AMES, Iowa (AP) — For decades, Iowa State fans have longed for the school to rip out the metal bleachers in the south end zone and connect it to the rest of Jack Trice Stadium.
Thanks to a $25 million gift from Reiman Publications founders Roy and Bobbi Reiman, the university is finally set to do a lot more than that.
Athletic director Jamie Pollard said Monday that the university will use the $25 million donation to jumpstart plans to enclose that part of the stadium and create an “inspiring campus entrance.”
The end zone set to be bowled in faces University Boulevard, the road many use to enter campus.

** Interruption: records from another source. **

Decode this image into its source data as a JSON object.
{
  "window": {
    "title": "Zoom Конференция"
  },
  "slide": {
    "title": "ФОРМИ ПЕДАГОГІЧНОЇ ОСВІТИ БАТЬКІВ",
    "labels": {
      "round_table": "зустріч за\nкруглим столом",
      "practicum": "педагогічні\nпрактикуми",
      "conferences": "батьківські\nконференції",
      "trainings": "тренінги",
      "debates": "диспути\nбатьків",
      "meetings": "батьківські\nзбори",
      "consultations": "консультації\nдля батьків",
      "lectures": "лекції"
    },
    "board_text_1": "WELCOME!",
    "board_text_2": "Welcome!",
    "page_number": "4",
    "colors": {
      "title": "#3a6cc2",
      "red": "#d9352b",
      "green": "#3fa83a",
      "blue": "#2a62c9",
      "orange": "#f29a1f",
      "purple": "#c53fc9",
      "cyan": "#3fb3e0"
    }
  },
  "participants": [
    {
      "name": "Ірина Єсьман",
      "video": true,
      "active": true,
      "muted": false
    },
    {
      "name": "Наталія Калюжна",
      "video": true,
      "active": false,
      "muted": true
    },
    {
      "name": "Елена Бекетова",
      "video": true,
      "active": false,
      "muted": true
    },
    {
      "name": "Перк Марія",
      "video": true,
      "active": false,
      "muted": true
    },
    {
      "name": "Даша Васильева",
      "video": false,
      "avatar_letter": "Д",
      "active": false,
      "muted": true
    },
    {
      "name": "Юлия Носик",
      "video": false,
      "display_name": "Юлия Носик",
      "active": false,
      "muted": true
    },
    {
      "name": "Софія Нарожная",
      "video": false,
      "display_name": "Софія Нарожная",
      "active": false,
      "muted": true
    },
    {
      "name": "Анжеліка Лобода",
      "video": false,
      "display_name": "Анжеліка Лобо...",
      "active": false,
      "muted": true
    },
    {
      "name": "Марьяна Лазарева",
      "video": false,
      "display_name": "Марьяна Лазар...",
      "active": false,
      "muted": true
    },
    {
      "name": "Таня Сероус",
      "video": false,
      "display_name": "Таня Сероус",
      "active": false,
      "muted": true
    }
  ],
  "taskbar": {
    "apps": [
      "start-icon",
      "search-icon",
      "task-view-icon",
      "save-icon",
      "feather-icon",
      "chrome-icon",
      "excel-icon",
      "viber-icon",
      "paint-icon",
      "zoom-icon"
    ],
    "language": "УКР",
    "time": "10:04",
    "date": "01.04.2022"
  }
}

It currently has just a small set of bleachers between a pair of grassy hills that fans can sit on at discounted prices.
Final plans for the project have yet to be developed, and the total cost or the number of seats to be added hasn’t yet been figured out. But Pollard says the school hopes to be completed by the start of the 2015 season.
The project will go in front of the Iowa Board of Regents for approval in February.
“This transformational gift allows the university to request permission from the Board of Regents to begin the planning process for a project that promises to create a stunning entrance to our campus and a dramatic game-day football environment,” Pollard said.
The announcement reaffirmed the school’s commitment to the football team despite a 2-9 record heading into Saturday’s finale at West Virginia. It also illustrated just how far the program has come under fifth-year coach Paul Rhoads.
Iowa State set a school record with an average attendance of 55,361 for six home games and sold out three times. The Cyclones even drew a sellout crowd against Oklahoma State on Oct. 26 — just a week after Baylor beat them by 64 points.
In two years, those fans who cheer on the Cyclones while sitting on the grass should finally have seats as well.
A closed-in end zone would also likely reduce wind — which is often a big issue in Ames — and increase sound within the stadium.
“If there’s one thing that the fans have always craved for, it’s bowling in, it’s closing in that south end zone. They’re going to get their wish. They’re going to get their desire. It’s already a phenomenal atmosphere in Jack Trice Stadium. This is fully going to enhance that atmosphere,” Rhoads said.
The announcement of this project comes just over a year after Iowa State dedicated a new 60,000-foot football-only complex that cost $20.5 million. The stadium also went through a $19.5 million renovation in 2008, and two years ago the Cyclones added an 80-foot video scoreboard.
That may sound like a lot of work, but Iowa State is simply trying to keep up with the rest of the Big 12. A number of league schools have gone through renovations of late, led by Baylor and the new 45,000-seat stadium it’ll open next year.
“I don’t think we should have any trouble selling out that bowl going forward. That’s big. It really kind of kicks us up another notch,” Iowa State running back Jeff Woody said.